They include immigrants living in the US for five years who have children staying legally in the US.
He's bypassing the legislature and brandishing his big stick - the executive order. It is governance by diktat. And the reaction of his opponents suggests it will spark an atmosphere of retaliation and revenge.
"By ignoring the will of the American people, President Obama has cemented his legacy of lawlessness and squandered what little credibility he had left," said House Speaker John Boehner, R-Ohio. "Republicans are left with the serious responsibility of upholding our oath of office. We will not shrink from this duty, because our allegiance lies with the American people. We will listen to them, work with our members and protect the Constitution."

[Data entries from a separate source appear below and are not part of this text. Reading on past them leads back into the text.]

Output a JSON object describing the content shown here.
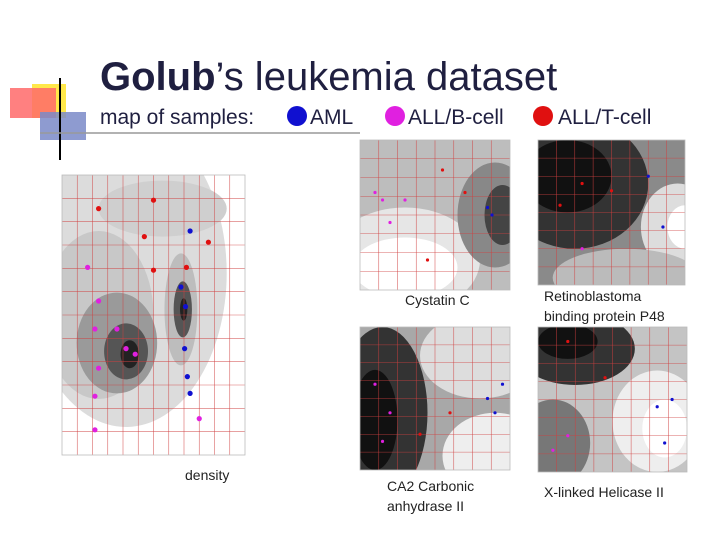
{
  "header": {
    "title_bold": "Golub",
    "title_rest": "’s leukemia dataset"
  },
  "legend": {
    "label": "map of samples:",
    "items": [
      "AML",
      "ALL/B-cell",
      "ALL/T-cell"
    ]
  },
  "panels": [
    {
      "caption": [
        "density"
      ]
    },
    {
      "caption": [
        "Cystatin C"
      ]
    },
    {
      "caption": [
        "Retinoblastoma",
        "binding protein P48"
      ]
    },
    {
      "caption": [
        "CA2 Carbonic",
        "anhydrase II"
      ]
    },
    {
      "caption": [
        "X-linked Helicase II"
      ]
    }
  ]
}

Barack Obama says he has grown so weary of trying to get Congress to engage seriously that he is going it alone.
The Democrat-led Senate passed the bill, but the Republican-controlled House of Representatives refused to debate the proposal. And, on Thursday, Obama said those who questioned his authority to use executive orders should simply pass the bill.
While campaigners for migrants' rights broadly welcomed Obama's plans, some activists are worried that the promise of a three-year work visa - those given to IT professionals and engineers - would not be enough for many people to come out into the open.
Major policy initiatives usually require an Act of Congress and cannot be introduced through executive orders. President Obama had issued 193 orders in almost six years, much lower compared to many of his recent predecessors.
Franklin D Roosevelt, the most prolific president of all, had issued 3,522 executive orders in eight years.